Extractions are append-only β€” the pipeline always reads the most recent row per certificate_id. To force a re-run (e.g. after a prompt change), invoke the admin endpoint or call runReview(certificateId, deps) directly. Do NOT manipulate tax_certificate_extractions rows by hand; add a new row via the pipeline so the audit trail stays clean.

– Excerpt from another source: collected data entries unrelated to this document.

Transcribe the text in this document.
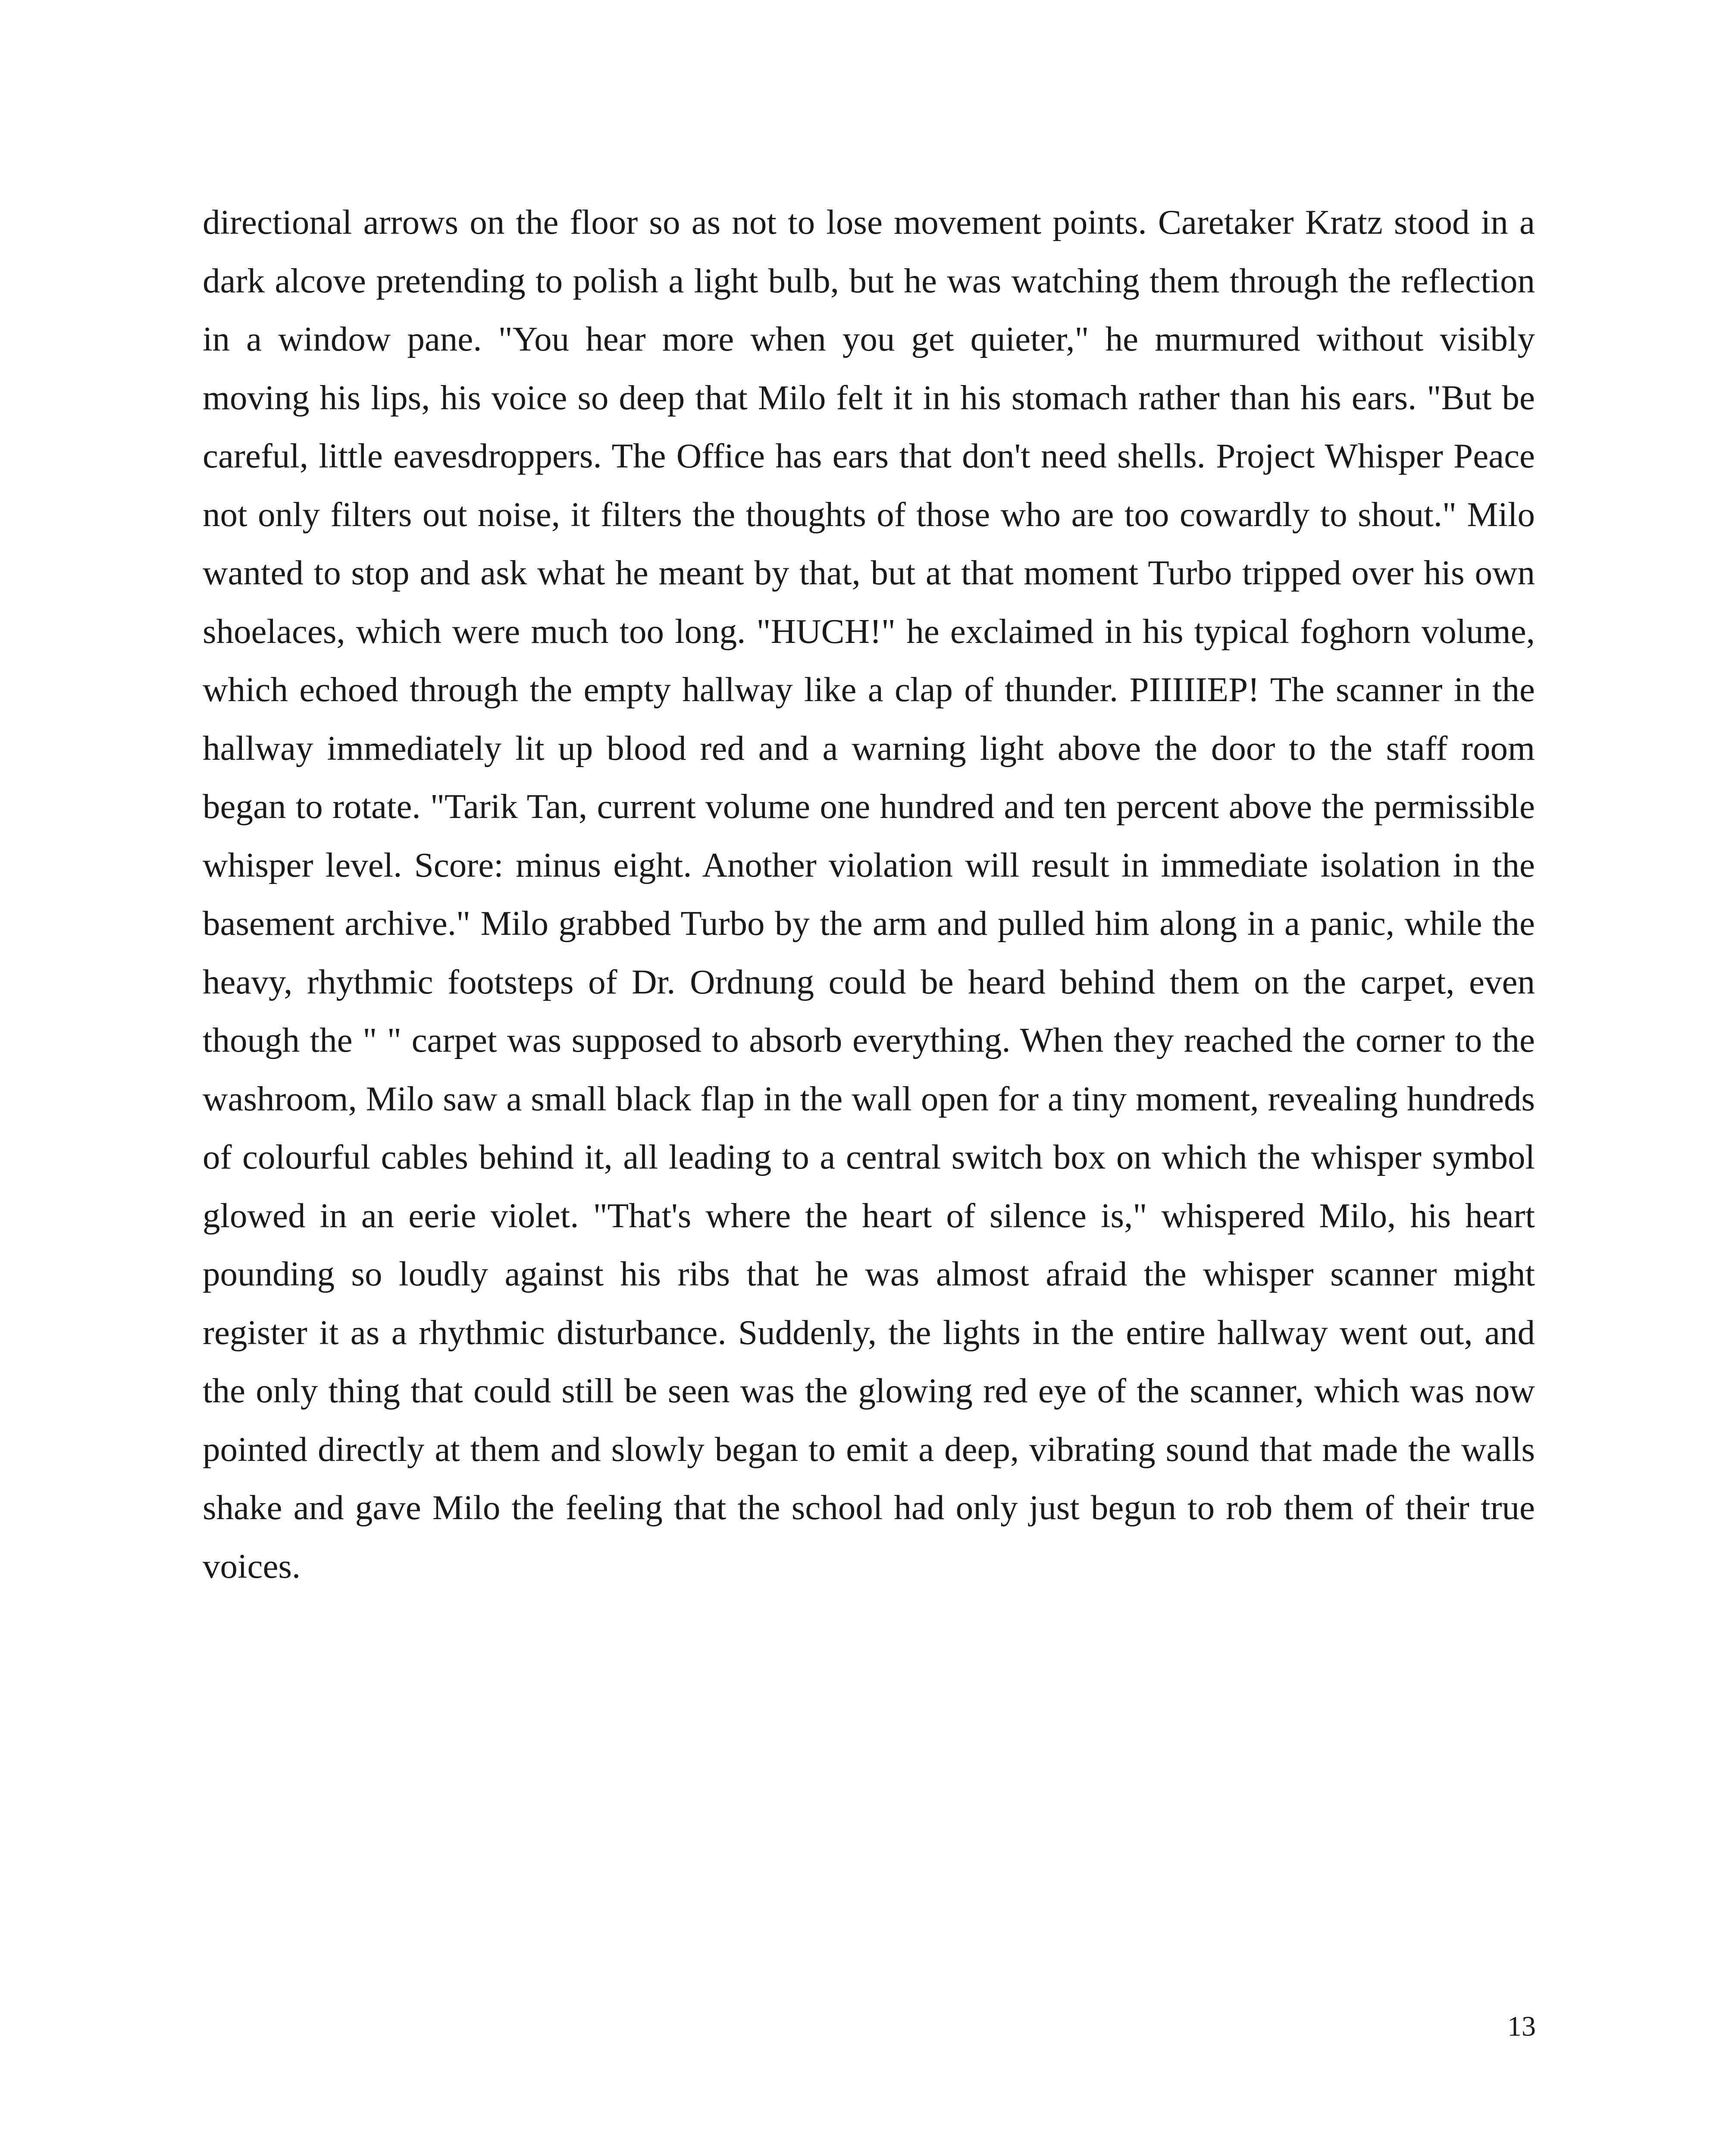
directional arrows on the floor so as not to lose movement points. Caretaker Kratz stood in a dark alcove pretending to polish a light bulb, but he was watching them through the reflection in a window pane. "You hear more when you get quieter," he murmured without visibly moving his lips, his voice so deep that Milo felt it in his stomach rather than his ears. "But be careful, little eavesdroppers. The Office has ears that don't need shells. Project Whisper Peace not only filters out noise, it filters the thoughts of those who are too cowardly to shout." Milo wanted to stop and ask what he meant by that, but at that moment Turbo tripped over his own shoelaces, which were much too long. "HUCH!" he exclaimed in his typical foghorn volume, which echoed through the empty hallway like a clap of thunder. PIIIIIEP! The scanner in the hallway immediately lit up blood red and a warning light above the door to the staff room began to rotate. "Tarik Tan, current volume one hundred and ten percent above the permissible whisper level. Score: minus eight. Another violation will result in immediate isolation in the basement archive." Milo grabbed Turbo by the arm and pulled him along in a panic, while the heavy, rhythmic footsteps of Dr. Ordnung could be heard behind them on the carpet, even though the " " carpet was supposed to absorb everything. When they reached the corner to the washroom, Milo saw a small black flap in the wall open for a tiny moment, revealing hundreds of colourful cables behind it, all leading to a central switch box on which the whisper symbol glowed in an eerie violet. "That's where the heart of silence is," whispered Milo, his heart pounding so loudly against his ribs that he was almost afraid the whisper scanner might register it as a rhythmic disturbance. Suddenly, the lights in the entire hallway went out, and the only thing that could still be seen was the glowing red eye of the scanner, which was now pointed directly at them and slowly began to emit a deep, vibrating sound that made the walls shake and gave Milo the feeling that the school had only just begun to rob them of their true voices.

13
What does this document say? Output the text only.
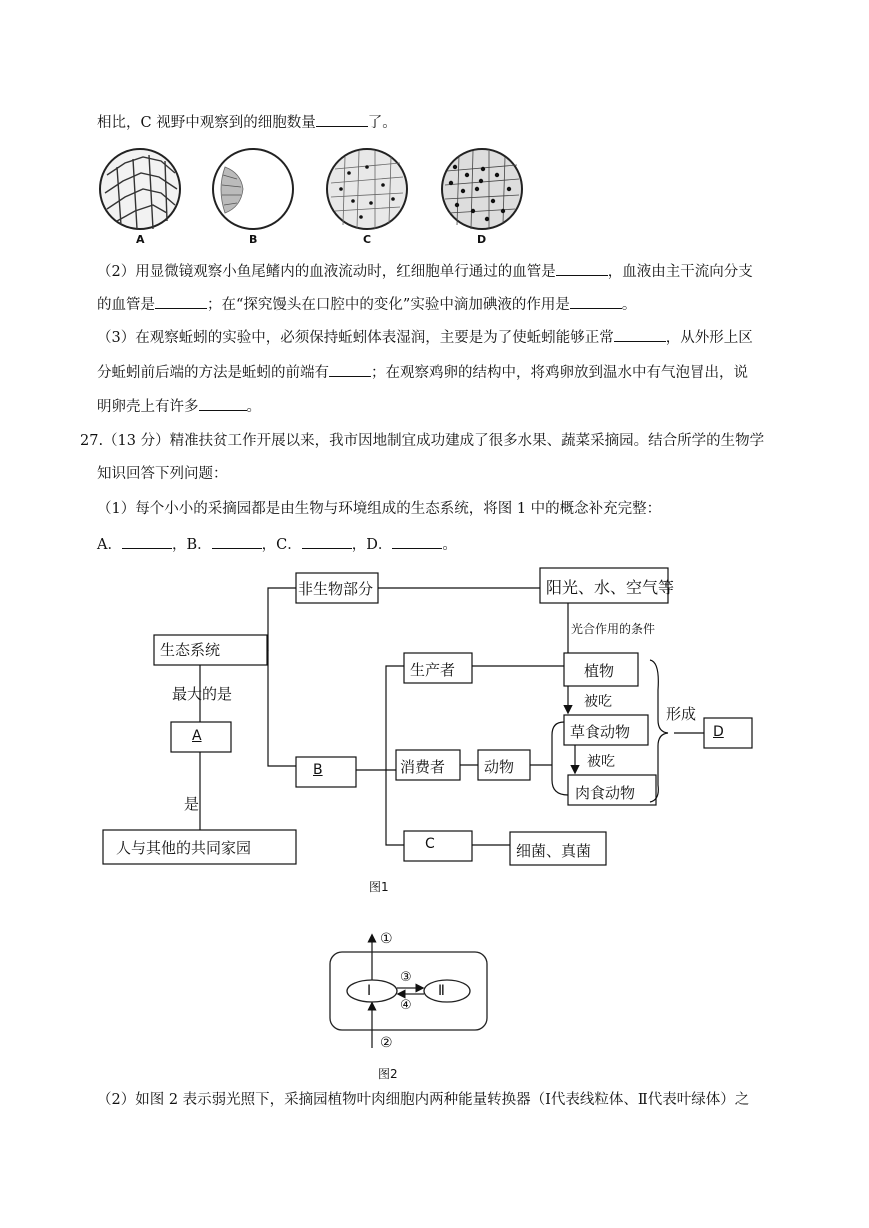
相比，C 视野中观察到的细胞数量	了。
A	B	C	D
（2）用显微镜观察小鱼尾鳍内的血液流动时，红细胞单行通过的血管是	，血液由主干流向分支
的血管是	；在“探究馒头在口腔中的变化”实验中滴加碘液的作用是	。
（3）在观察蚯蚓的实验中，必须保持蚯蚓体表湿润，主要是为了使蚯蚓能够正常	，从外形上区
分蚯蚓前后端的方法是蚯蚓的前端有	；在观察鸡卵的结构中，将鸡卵放到温水中有气泡冒出，说
明卵壳上有许多	。
27.（13 分）精准扶贫工作开展以来，我市因地制宜成功建成了很多水果、蔬菜采摘园。结合所学的生物学
知识回答下列问题：
（1）每个小小的采摘园都是由生物与环境组成的生态系统，将图 1 中的概念补充完整：
A．	，B．	，C．	，D．	。
生态系统
最大的是
A
是
人与其他的共同家园
非生物部分	阳光、水、空气等
光合作用的条件
B
生产者	植物
被吃
草食动物
被吃
肉食动物
形成
D
消费者	动物
C	细菌、真菌
图1
①
②
③
④
Ⅰ	Ⅱ
图2
（2）如图 2 表示弱光照下，采摘园植物叶肉细胞内两种能量转换器（Ⅰ代表线粒体、Ⅱ代表叶绿体）之
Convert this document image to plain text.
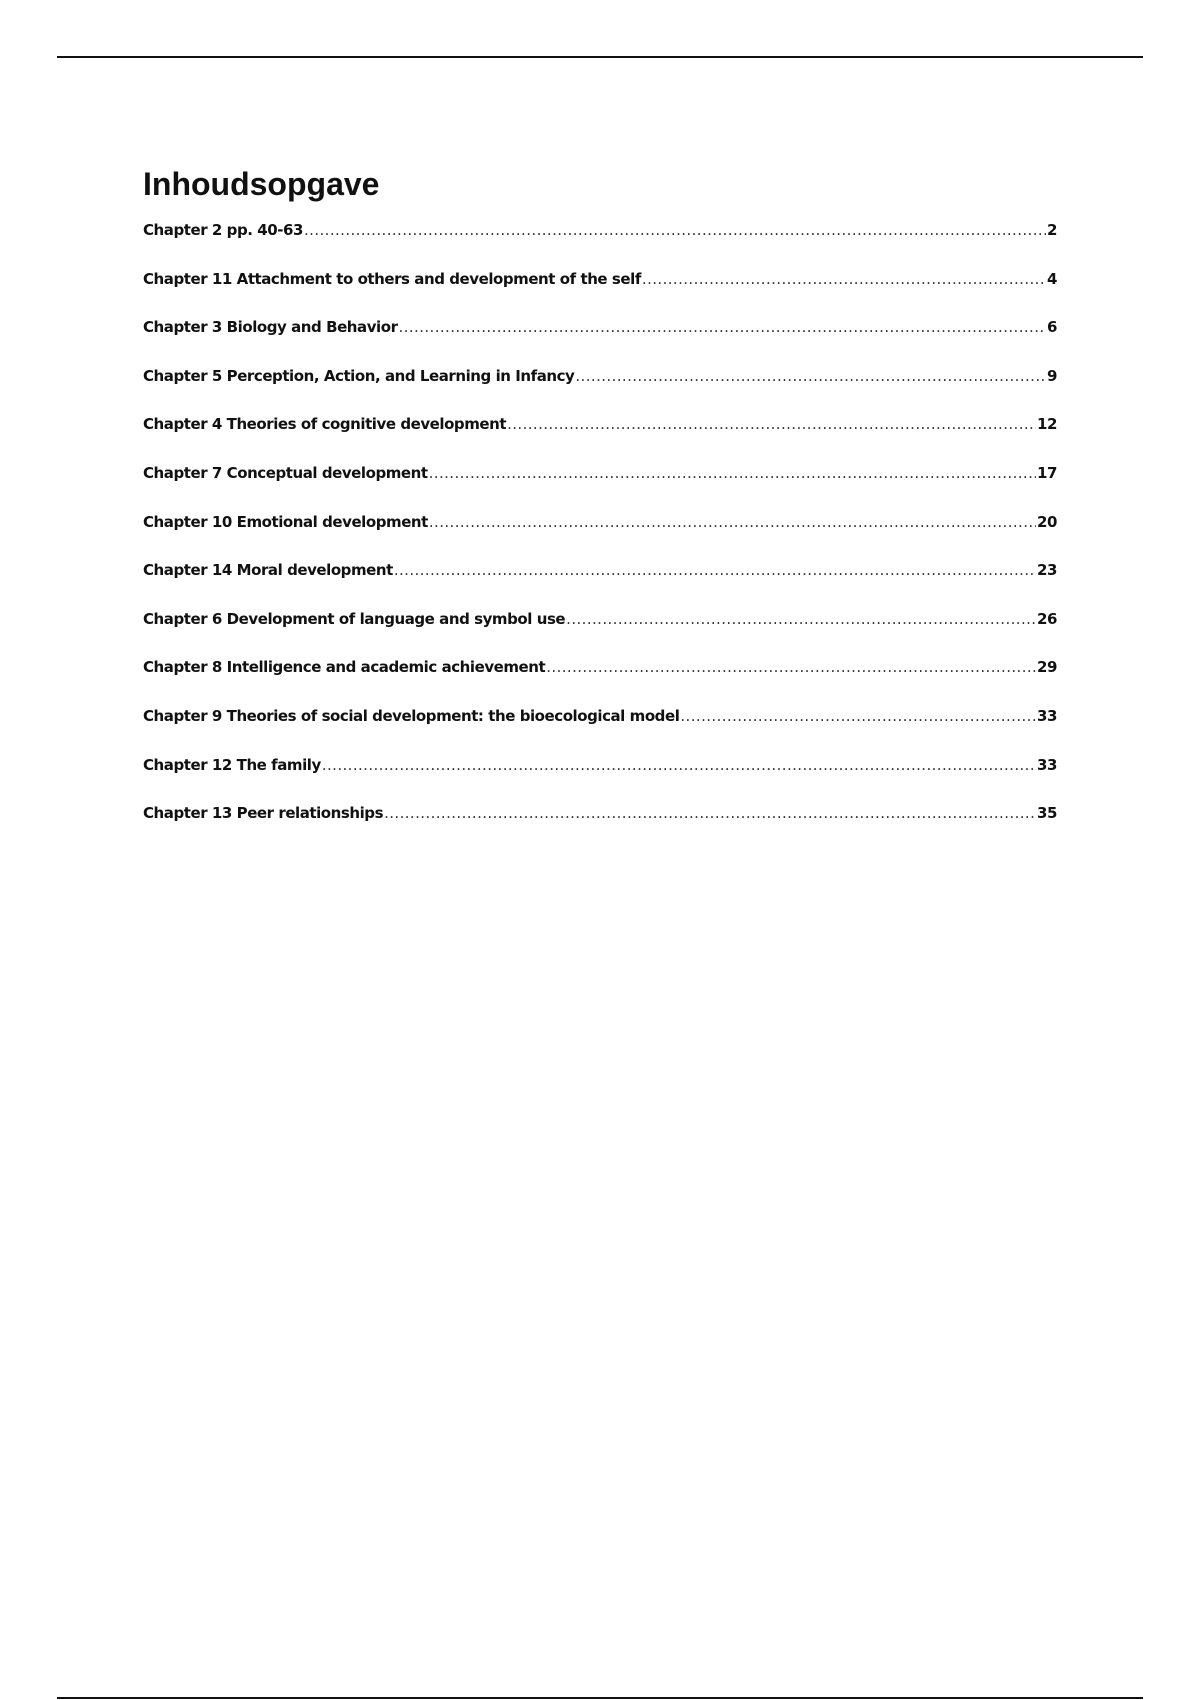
Inhoudsopgave
Chapter 2 pp. 40-63 .....	2
Chapter 11 Attachment to others and development of the self .....	4
Chapter 3 Biology and Behavior .....	6
Chapter 5 Perception, Action, and Learning in Infancy .....	9
Chapter 4 Theories of cognitive development .....	12
Chapter 7 Conceptual development .....	17
Chapter 10 Emotional development .....	20
Chapter 14 Moral development .....	23
Chapter 6 Development of language and symbol use .....	26
Chapter 8 Intelligence and academic achievement .....	29
Chapter 9 Theories of social development: the bioecological model .....	33
Chapter 12 The family .....	33
Chapter 13 Peer relationships .....	35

Debugging a specific certificate

-- Latest extraction + facts
SELECT extracted_at, model, confidence, parse_error,
document_type, buyer_entity_name, buyer_tax_id, red_flags
FROM public.tax_certificate_extractions
WHERE certificate_id = 'CERT_ID_HERE'
ORDER BY extracted_at DESC
LIMIT 1;
-- Full event timeline
SELECT created_at, event, actor, details
FROM public.tax_certificate_review_log
WHERE certificate_id = 'CERT_ID_HERE'
ORDER BY created_at DESC;
-- Costs incurred
SELECT created_at, model, input_tokens, output_tokens,
estimated_cost_usd, metadata
FROM public.cost_ledger
WHERE operation_type = 'tax-exemption-extraction'
AND metadata->>'certificateId' = 'CERT_ID_HERE'
ORDER BY created_at DESC;

Known limitations

  • Texas-only state verification. verifiers.ts currently scrapes only comptroller.texas.gov. Other states fall through to lookup_source = 'unavailable' and the decision engine treats that as yellow-tier in nexus states.
  • Prompt injection mitigations are defense in depth, not absolute. The SYSTEM_PROMPT instructs the model to treat document contents as untrusted data and the USER_PROMPT block is placed before documents, but auto-approve should always be gated on the state DB match, not solely on model-reported confidence. See packages/exemption-review/src/extract.ts for the current prompt.
  • Shadow-mode backfill. Flipping EXEMPTION_AUTO_APPROVE=true does NOT retroactively apply decisions to certificates reviewed in shadow mode β€” it only affects new uploads. Run a manual re-review if you need to apply the new policy to existing needs_review certs.